Saham Nyangkut Pilih Cut Loss atau Averaging Down?

Peristiwa “nyangkut” biasa ketika kita membeli saham di harga mahal, sedangkan sekarang harga malah murah. Tapi harga saham tak kunjung naik. Dalam konteks ini, saham kita belum dijual sehingga terjadi floating loss. Artinya, nilai saham kita minus di halaman portfolio. Kalau kita jual sekarang (cut loss), maka otomatis akan rugi.

Jika anda seorang scalper atau trader swing, maka hal ini seharusnya tidak terjadi. Tujuan dari trading adalah meraih profit sebanyak-banyaknya dan membatasi kerugian sekecil mungkin. Namun, nyangkut bisa terjadi ketika kita tahu harga turun tapi kita takut menjual saham. Bahkan all-in modal buat beli semua yang akhirnya bertengger di atas.

Mind set para nyangkuters berharap bahwa suatu saat harga akan naik lagi. Entah kapan bulan depan, tahun depan, yang penting hold saja. Moto mereka profit sedikit jual, rugi banyak tahan. Status trading tiba-tiba berganti dari trader menjadi investor dadakan. Hhmmm, gak gitu juga bambang… Kalau anda tetap membela diri, artinya anda kurang jago analisa. Karena nyatanya harga turun.

Tentang Averaging Down

Masih lanjut cerita. Setelah itu mereka membuka Youtube dan Google untuk mencari solusi. Biar saya tebak, pasti mayoritas jawabannya adalah averaging down? Iya kan? Entah variasi sistem martingale kek, anti-martingale, pyramiding, bla bla bla…. wkwk..

Buat yang belum tahu, averaging down itu teknik beli saham ketika harga turun, kalau turun maka beli lagi. Harapannya kalau naik untuk besar karena rata-rata harga saham kita murah. Simak ilustrasi seperti berikut:

PPRO tahun 2018

Jadi sebenarnya ketika kita averaging down itu, pembelian kita akan di rata-rata. Contoh sederhana beli di harga Rp200 x 2 lot dan beli lagi di Rp100 x 3 lot. Maka rumusnya adalah: (200×2 + 100×3) / (2+3) = (400+300) / 5 = 700/5 = Rp140. Artinya, sekarang sama saja kita punya saham bernilai Rp140 sebanyak 5 lot. Dan nanti kalau naik maka kita bisa UNTUNG BESARR!!!!!! Cek kelanjutan chart di atas:

PPRO di awal tahun 2019

Sekarang modal kita sudah balik. Aduh senengnya…. Mau langsung dijual atau hold lagi ya? Siapa tahu harga saham makin naik tahun depan? Hehe… Sekedar informasi, saham PPRO sekarang sudah ndlosor mas. Saham reguler itu berhenti ketika menyentuh Rp50. Lihat kelanjutannya lagi:

PPRO di tahun 2019 dan 2020

Bayangkan sendiri jika anda mengulag perbuatan tadi. Turun beli, turun beli lagi. Iya kalau naik. Jika anda memang sudah tahu harga akan naik, kenapa tidak borong saja ketika harga sudah benar-benar di bawah hayo? Kenapa anda mau-maunya tetap beli di harga mahal? Ngeles pastinya… Saya paham hal ini karena saya dulu juga begitu haha…
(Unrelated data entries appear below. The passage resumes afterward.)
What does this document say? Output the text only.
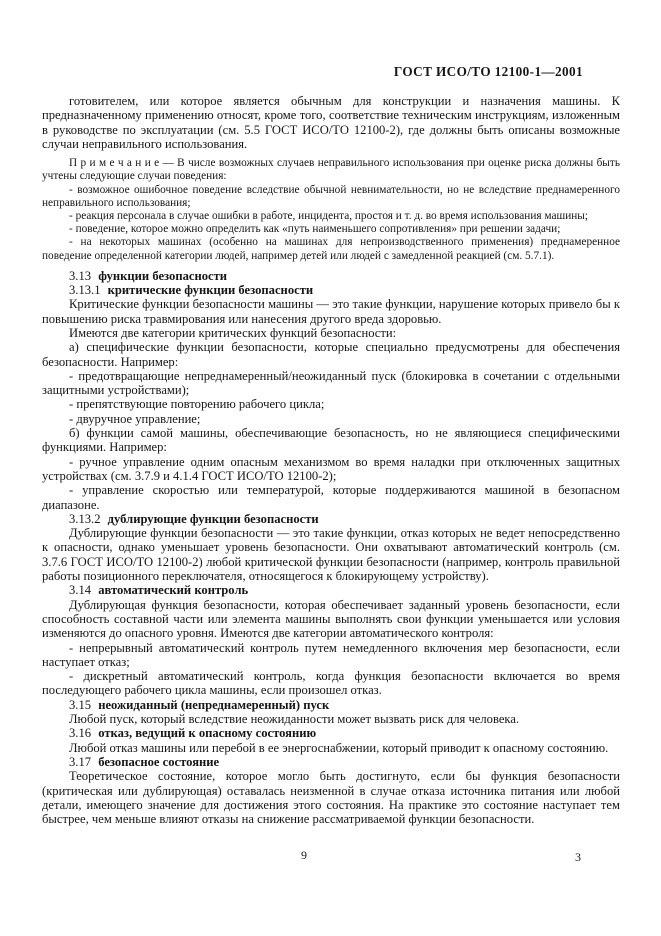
ГОСТ ИСО/ТО 12100-1—2001

готовителем, или которое является обычным для конструкции и назначения машины. К предназначенному применению относят, кроме того, соответствие техническим инструкциям, изложенным в руководстве по эксплуатации (см. 5.5 ГОСТ ИСО/ТО 12100-2), где должны быть описаны возможные случаи неправильного использования.

П р и м е ч а н и е — В числе возможных случаев неправильного использования при оценке риска должны быть учтены следующие случаи поведения:

- возможное ошибочное поведение вследствие обычной невнимательности, но не вследствие преднамеренного неправильного использования;

- реакция персонала в случае ошибки в работе, инцидента, простоя и т. д. во время использования машины;

- поведение, которое можно определить как «путь наименьшего сопротивления» при решении задачи;

- на некоторых машинах (особенно на машинах для непроизводственного применения) преднамеренное поведение определенной категории людей, например детей или людей с замедленной реакцией (см. 5.7.1).

3.13 функции безопасности

3.13.1 критические функции безопасности

Критические функции безопасности машины — это такие функции, нарушение которых привело бы к повышению риска травмирования или нанесения другого вреда здоровью.

Имеются две категории критических функций безопасности:

а) специфические функции безопасности, которые специально предусмотрены для обеспечения безопасности. Например:

- предотвращающие непреднамеренный/неожиданный пуск (блокировка в сочетании с отдельными защитными устройствами);

- препятствующие повторению рабочего цикла;

- двуручное управление;

б) функции самой машины, обеспечивающие безопасность, но не являющиеся специфическими функциями. Например:

- ручное управление одним опасным механизмом во время наладки при отключенных защитных устройствах (см. 3.7.9 и 4.1.4 ГОСТ ИСО/ТО 12100-2);

- управление скоростью или температурой, которые поддерживаются машиной в безопасном диапазоне.

3.13.2 дублирующие функции безопасности

Дублирующие функции безопасности — это такие функции, отказ которых не ведет непосредственно к опасности, однако уменьшает уровень безопасности. Они охватывают автоматический контроль (см. 3.7.6 ГОСТ ИСО/ТО 12100-2) любой критической функции безопасности (например, контроль правильной работы позиционного переключателя, относящегося к блокирующему устройству).

3.14 автоматический контроль

Дублирующая функция безопасности, которая обеспечивает заданный уровень безопасности, если способность составной части или элемента машины выполнять свои функции уменьшается или условия изменяются до опасного уровня. Имеются две категории автоматического контроля:

- непрерывный автоматический контроль путем немедленного включения мер безопасности, если наступает отказ;

- дискретный автоматический контроль, когда функция безопасности включается во время последующего рабочего цикла машины, если произошел отказ.

3.15 неожиданный (непреднамеренный) пуск

Любой пуск, который вследствие неожиданности может вызвать риск для человека.

3.16 отказ, ведущий к опасному состоянию

Любой отказ машины или перебой в ее энергоснабжении, который приводит к опасному состоянию.

3.17 безопасное состояние

Теоретическое состояние, которое могло быть достигнуто, если бы функция безопасности (критическая или дублирующая) оставалась неизменной в случае отказа источника питания или любой детали, имеющего значение для достижения этого состояния. На практике это состояние наступает тем быстрее, чем меньше влияют отказы на снижение рассматриваемой функции безопасности.

9	3
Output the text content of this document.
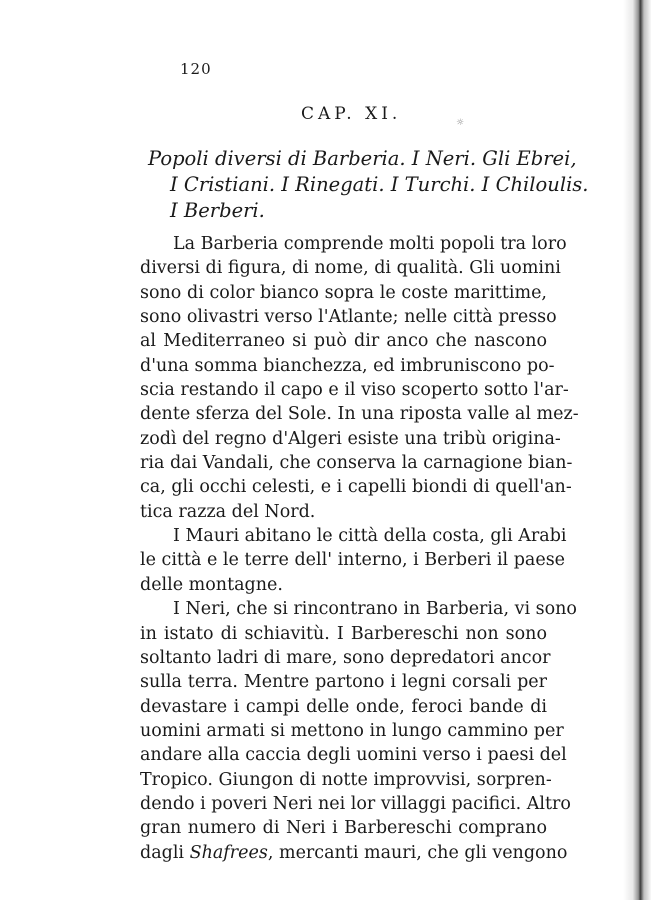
120
CAP. XI.	☼
Popoli diversi di Barberia. I Neri. Gli Ebrei,
I Cristiani. I Rinegati. I Turchi. I Chiloulis.
I Berberi.
La Barberia comprende molti popoli tra loro
diversi di figura, di nome, di qualità. Gli uomini
sono di color bianco sopra le coste marittime,
sono olivastri verso l'Atlante; nelle città presso
al Mediterraneo si può dir anco che nascono
d'una somma bianchezza, ed imbruniscono po-
scia restando il capo e il viso scoperto sotto l'ar-
dente sferza del Sole. In una riposta valle al mez-
zodì del regno d'Algeri esiste una tribù origina-
ria dai Vandali, che conserva la carnagione bian-
ca, gli occhi celesti, e i capelli biondi di quell'an-
tica razza del Nord.
I Mauri abitano le città della costa, gli Arabi
le città e le terre dell' interno, i Berberi il paese
delle montagne.
I Neri, che si rincontrano in Barberia, vi sono
in istato di schiavitù. I Barbereschi non sono
soltanto ladri di mare, sono depredatori ancor
sulla terra. Mentre partono i legni corsali per
devastare i campi delle onde, feroci bande di
uomini armati si mettono in lungo cammino per
andare alla caccia degli uomini verso i paesi del
Tropico. Giungon di notte improvvisi, sorpren-
dendo i poveri Neri nei lor villaggi pacifici. Altro
gran numero di Neri i Barbereschi comprano
dagli Shafrees, mercanti mauri, che gli vengono
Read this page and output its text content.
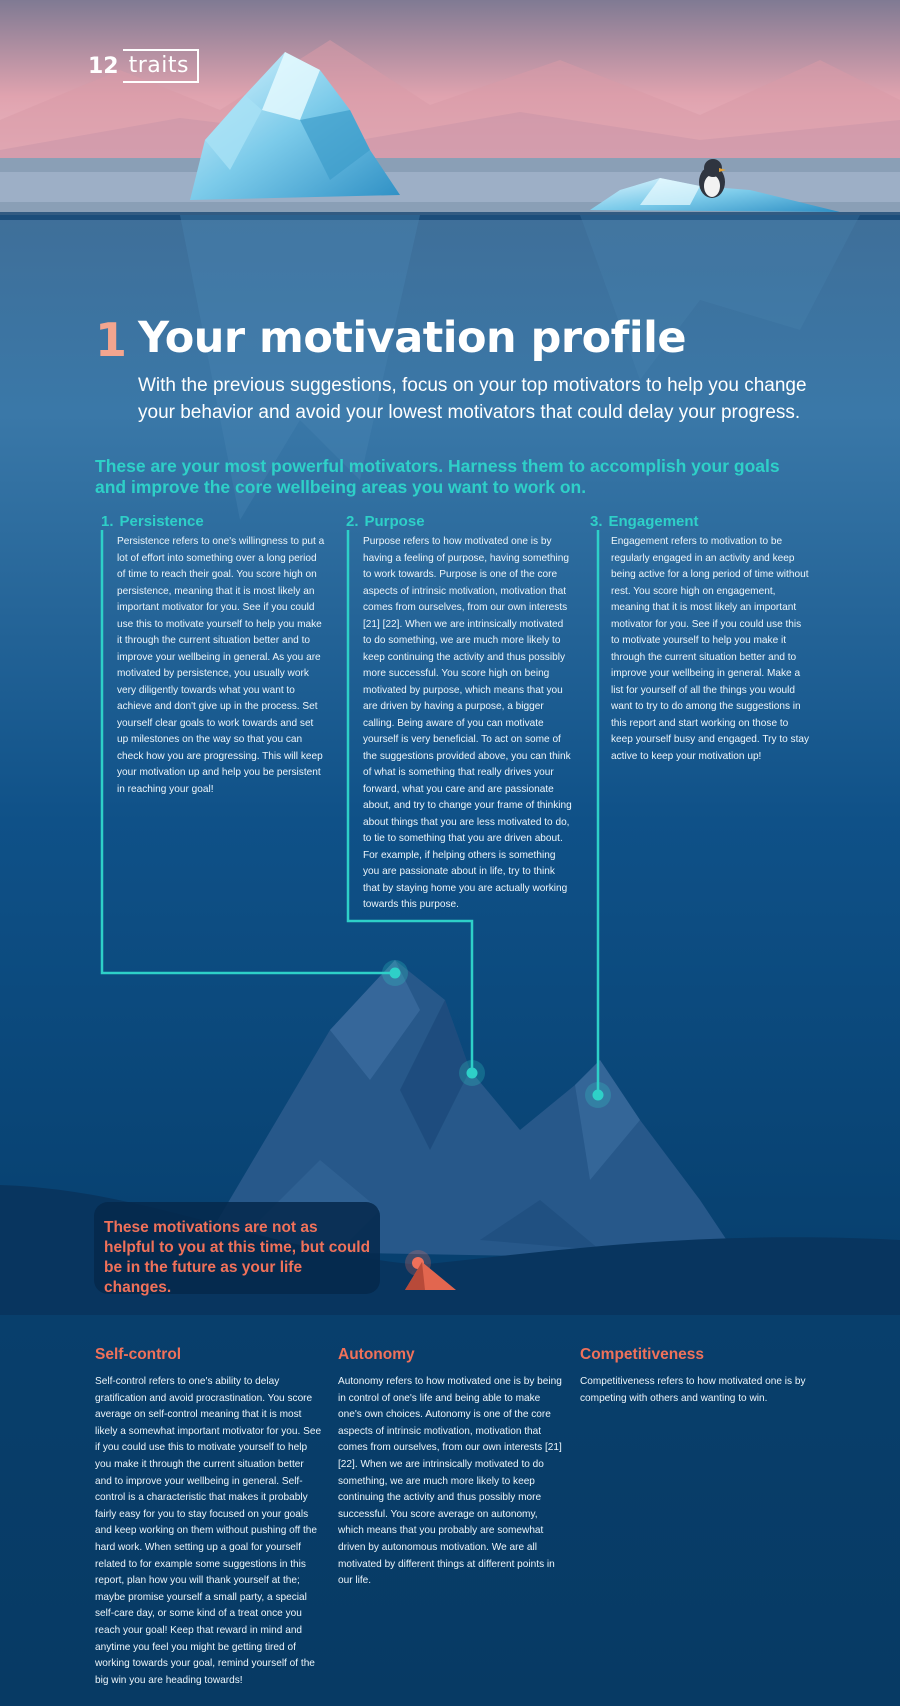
12 traits
1 Your motivation profile
With the previous suggestions, focus on your top motivators to help you change your behavior and avoid your lowest motivators that could delay your progress.
These are your most powerful motivators. Harness them to accomplish your goals and improve the core wellbeing areas you want to work on.
1. Persistence

Persistence refers to one's willingness to put a lot of effort into something over a long period of time to reach their goal. You score high on persistence, meaning that it is most likely an important motivator for you. See if you could use this to motivate yourself to help you make it through the current situation better and to improve your wellbeing in general. As you are motivated by persistence, you usually work very diligently towards what you want to achieve and don't give up in the process. Set yourself clear goals to work towards and set up milestones on the way so that you can check how you are progressing. This will keep your motivation up and help you be persistent in reaching your goal!

2. Purpose

Purpose refers to how motivated one is by having a feeling of purpose, having something to work towards. Purpose is one of the core aspects of intrinsic motivation, motivation that comes from ourselves, from our own interests [21] [22]. When we are intrinsically motivated to do something, we are much more likely to keep continuing the activity and thus possibly more successful. You score high on being motivated by purpose, which means that you are driven by having a purpose, a bigger calling. Being aware of you can motivate yourself is very beneficial. To act on some of the suggestions provided above, you can think of what is something that really drives your forward, what you care and are passionate about, and try to change your frame of thinking about things that you are less motivated to do, to tie to something that you are driven about. For example, if helping others is something you are passionate about in life, try to think that by staying home you are actually working towards this purpose.

3. Engagement

Engagement refers to motivation to be regularly engaged in an activity and keep being active for a long period of time without rest. You score high on engagement, meaning that it is most likely an important motivator for you. See if you could use this to motivate yourself to help you make it through the current situation better and to improve your wellbeing in general. Make a list for yourself of all the things you would want to try to do among the suggestions in this report and start working on those to keep yourself busy and engaged. Try to stay active to keep your motivation up!

These motivations are not as helpful to you at this time, but could be in the future as your life changes.

Self-control

Self-control refers to one's ability to delay gratification and avoid procrastination. You score average on self-control meaning that it is most likely a somewhat important motivator for you. See if you could use this to motivate yourself to help you make it through the current situation better and to improve your wellbeing in general. Self-control is a characteristic that makes it probably fairly easy for you to stay focused on your goals and keep working on them without pushing off the hard work. When setting up a goal for yourself related to for example some suggestions in this report, plan how you will thank yourself at the; maybe promise yourself a small party, a special self-care day, or some kind of a treat once you reach your goal! Keep that reward in mind and anytime you feel you might be getting tired of working towards your goal, remind yourself of the big win you are heading towards!

Autonomy

Autonomy refers to how motivated one is by being in control of one's life and being able to make one's own choices. Autonomy is one of the core aspects of intrinsic motivation, motivation that comes from ourselves, from our own interests [21] [22]. When we are intrinsically motivated to do something, we are much more likely to keep continuing the activity and thus possibly more successful. You score average on autonomy, which means that you probably are somewhat driven by autonomous motivation. We are all motivated by different things at different points in our life.

Competitiveness

Competitiveness refers to how motivated one is by competing with others and wanting to win.
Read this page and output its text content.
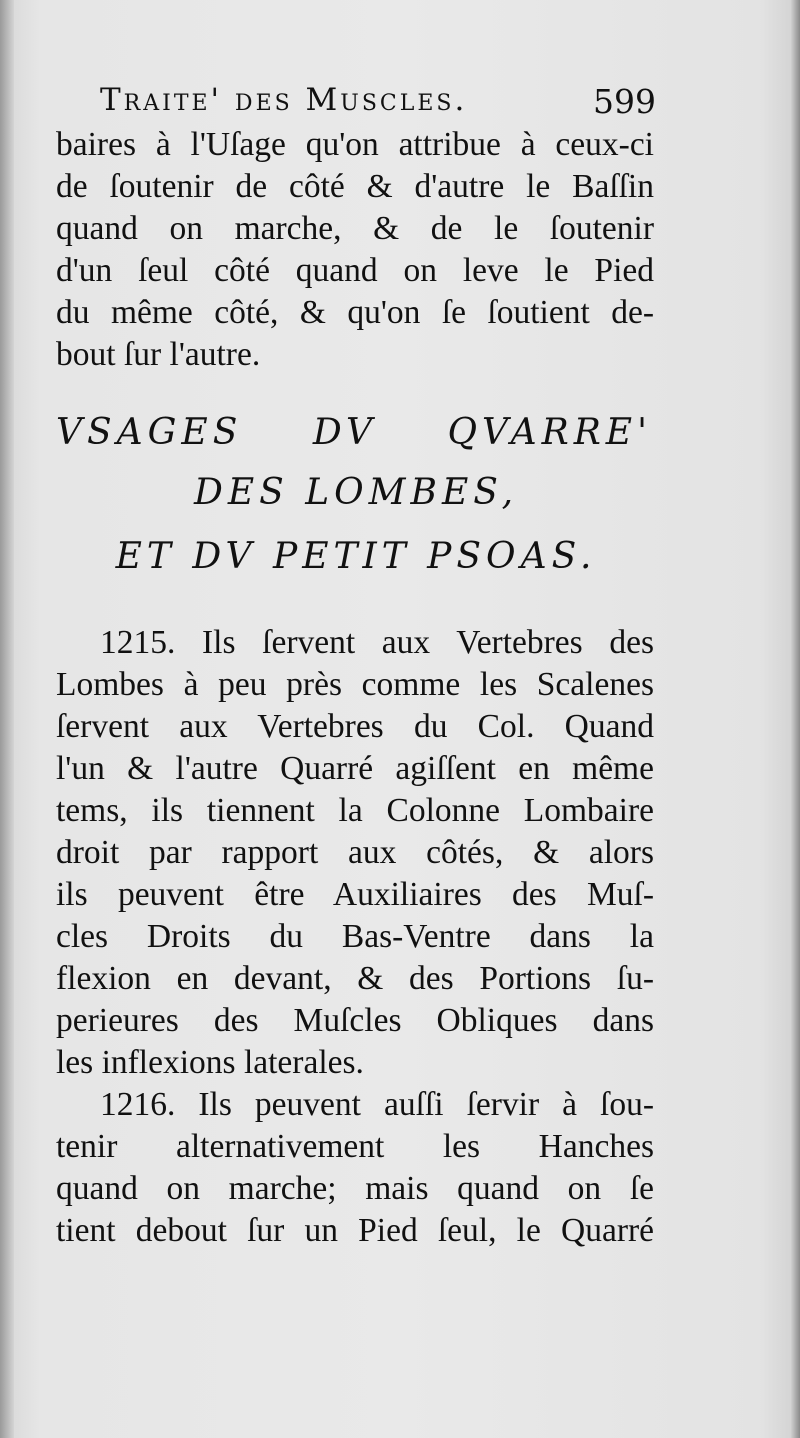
Traite' des Muscles.	599
baires à l'Uſage qu'on attribue à ceux-ci
de ſoutenir de côté & d'autre le Baſſin
quand on marche, & de le ſoutenir
d'un ſeul côté quand on leve le Pied
du même côté, & qu'on ſe ſoutient de-
bout ſur l'autre.
VSAGES DV QVARRE'
DES LOMBES,
ET DV PETIT PSOAS.
1215. Ils ſervent aux Vertebres des
Lombes à peu près comme les Scalenes
ſervent aux Vertebres du Col. Quand
l'un & l'autre Quarré agiſſent en même
tems, ils tiennent la Colonne Lombaire
droit par rapport aux côtés, & alors
ils peuvent être Auxiliaires des Muſ-
cles Droits du Bas-Ventre dans la
flexion en devant, & des Portions ſu-
perieures des Muſcles Obliques dans
les inflexions laterales.
1216. Ils peuvent auſſi ſervir à ſou-
tenir alternativement les Hanches
quand on marche; mais quand on ſe
tient debout ſur un Pied ſeul, le Quarré
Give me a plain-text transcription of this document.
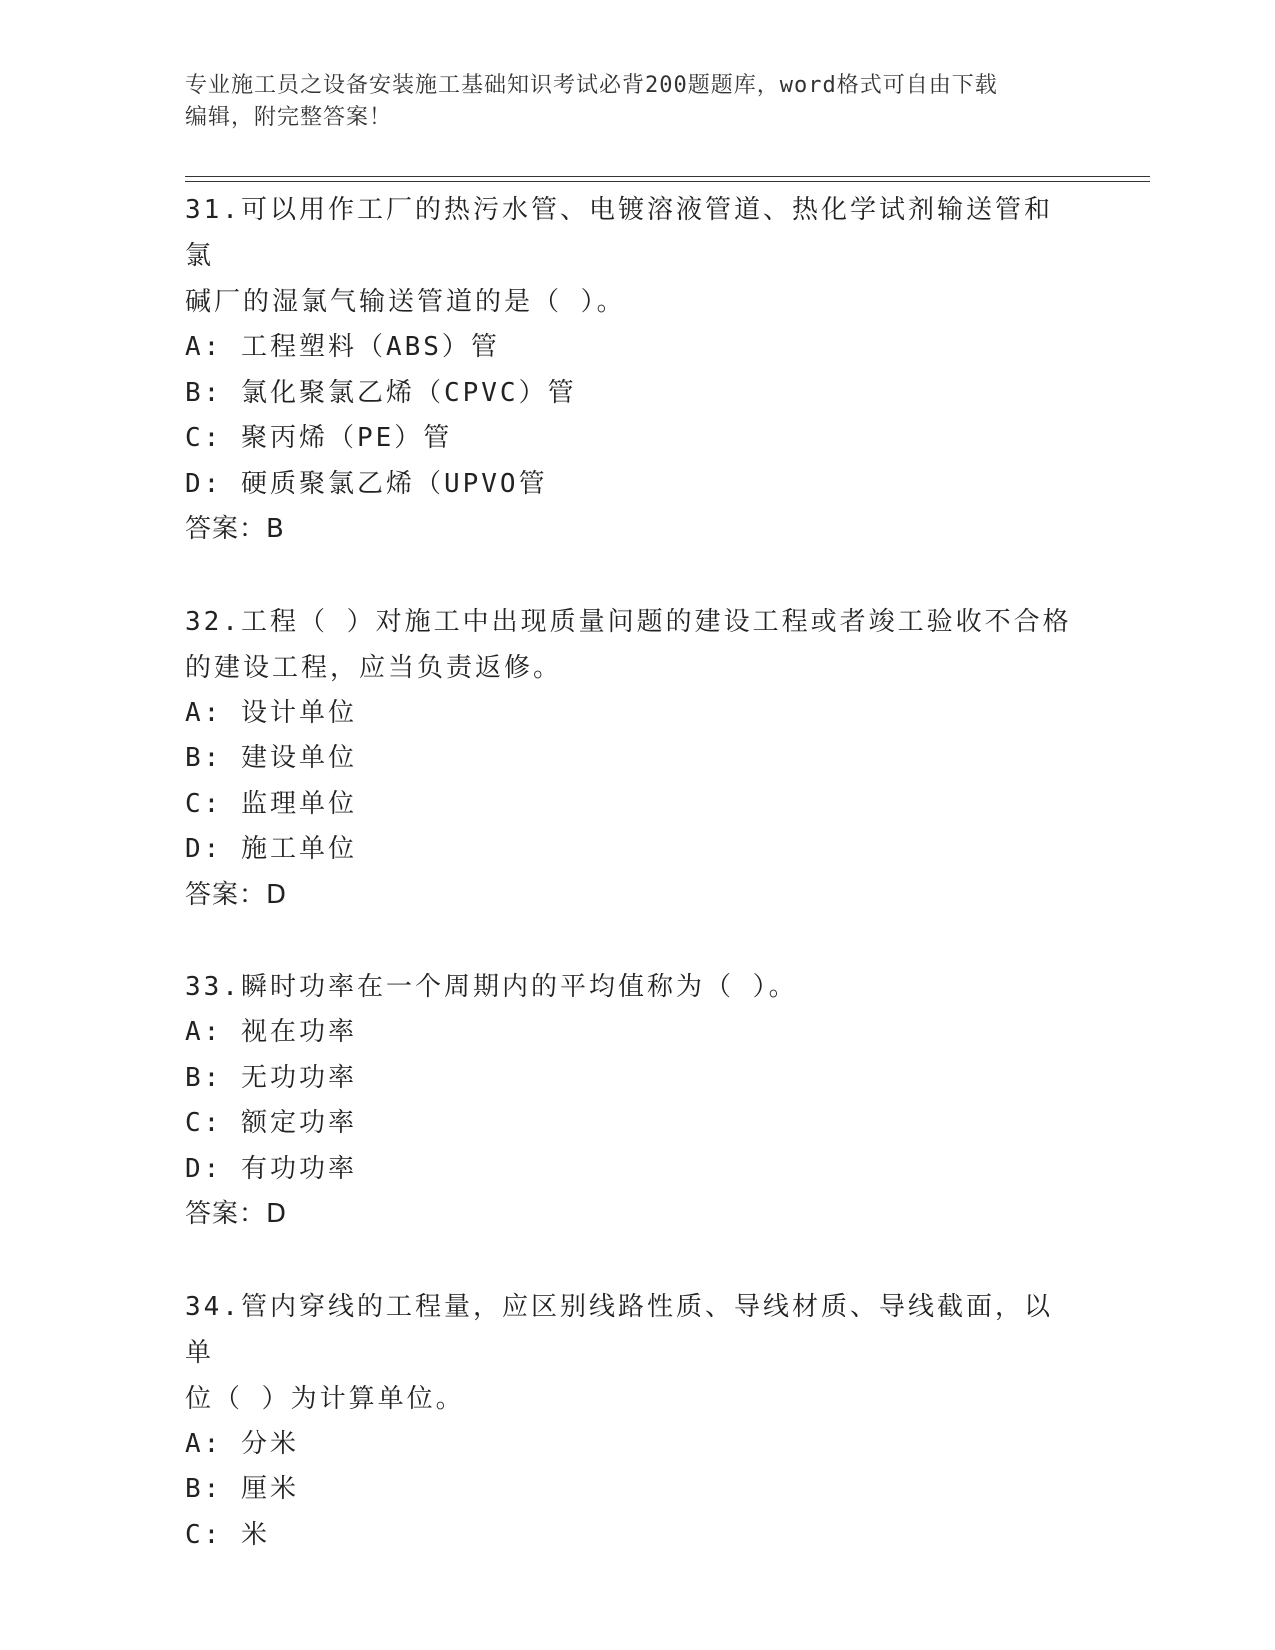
专业施工员之设备安装施工基础知识考试必背200题题库，word格式可自由下载
编辑，附完整答案！

31.可以用作工厂的热污水管、电镀溶液管道、热化学试剂输送管和氯

碱厂的湿氯气输送管道的是（ ）。

A: 工程塑料（ABS）管

B: 氯化聚氯乙烯（CPVC）管

C: 聚丙烯（PE）管

D: 硬质聚氯乙烯（UPVO管

答案：B

32.工程（ ）对施工中出现质量问题的建设工程或者竣工验收不合格

的建设工程，应当负责返修。

A: 设计单位

B: 建设单位

C: 监理单位

D: 施工单位

答案：D

33.瞬时功率在一个周期内的平均值称为（ ）。

A: 视在功率

B: 无功功率

C: 额定功率

D: 有功功率

答案：D

34.管内穿线的工程量，应区别线路性质、导线材质、导线截面，以单

位（ ）为计算单位。

A: 分米

B: 厘米

C: 米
Tips: Bukan berarti avg. down jelek. Saya ingatkan, avg. down hanya cocok kalau anda memang sudah pro jago analisa fundamental dan teknikal. Pemula jangan coba-coba. Hal ini juga hanya bisa dilakukan dengan asusmsi dana anda cukup besar atau modal terus bertambah tak terbatas. Jadi sejak awal memang sengaja, bukan karena takut jual.

Kadang ada kasus dimana anda tidak diperbolehkan cut loss karena suatu aturan di tempat anda, seperti di BUMN. Karena kalau asal cutloss akan dianggap memanipulasi pasar. Barulah avg. down cocok sebagai alternatif cutloss dengan cara menurunkan harga rata-rata seperti ini.

Intinya, buat investor tidak masalah karena sama saja mereka menabung/cicil beli. Tapi untuk trader biasa itu sama saja bunuh diri.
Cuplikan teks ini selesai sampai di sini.